Collaboration–competition dilemma in flattening the COVID‐19 curve
通过模拟模型研究诊断测试资源在各国间的分配困境,发现疫情不同阶段应采取竞争或合作策略,以拉平感染曲线。
Testing for COVID-19 is a key intervention that supports tracking and isolation to prevent further infections. However, diagnostic tests are a scarce and finite resource, so abundance in one country can quickly lead to shortages in others, creating a competitive landscape. Countries experience peaks in infections at different times, meaning that the need for diagnostic tests also peaks at different moments. This phase lag implies opportunities for a more collaborative approach, although countries might also worry about the risks of future shortages if they help others by reallocating their excess inventory of diagnostic tests. This article features a simulation model that connects three subsystems: COVID-19 transmission, the diagnostic test supply chain, and public policy interventions aimed at flattening the infection curve. This integrated system approach clarifies that, for public policies, there is a time to be risk-averse and a time for risk-taking, reflecting the different phases of the pandemic (contagion vs. recovery) and the dominant dynamic behavior that occurs in these phases (reinforcing vs. balancing).

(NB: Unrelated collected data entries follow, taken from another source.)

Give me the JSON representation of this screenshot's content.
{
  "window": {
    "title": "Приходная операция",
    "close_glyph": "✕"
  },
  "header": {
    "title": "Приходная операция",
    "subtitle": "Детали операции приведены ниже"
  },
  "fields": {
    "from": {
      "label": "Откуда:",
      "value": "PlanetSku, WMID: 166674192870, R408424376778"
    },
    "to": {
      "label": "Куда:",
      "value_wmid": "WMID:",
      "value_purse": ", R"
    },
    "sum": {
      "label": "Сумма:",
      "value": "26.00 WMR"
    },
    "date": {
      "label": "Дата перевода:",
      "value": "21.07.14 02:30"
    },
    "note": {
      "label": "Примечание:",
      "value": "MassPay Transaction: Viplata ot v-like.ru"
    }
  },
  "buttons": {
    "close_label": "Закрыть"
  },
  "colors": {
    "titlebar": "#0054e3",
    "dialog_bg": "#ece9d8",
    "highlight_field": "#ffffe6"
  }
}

In the contagion phase, policymakers cannot afford to reject extra diagnostic tests and should take what they can get, in line with a competitive mindset. In the recovery phase, policymakers can afford to give away excess inventory to other countries in need (one-sided collaboration). When a country switches between taking and giving, in a form of two-sided collaboration, it can flatten the curve, not only for itself but also for others.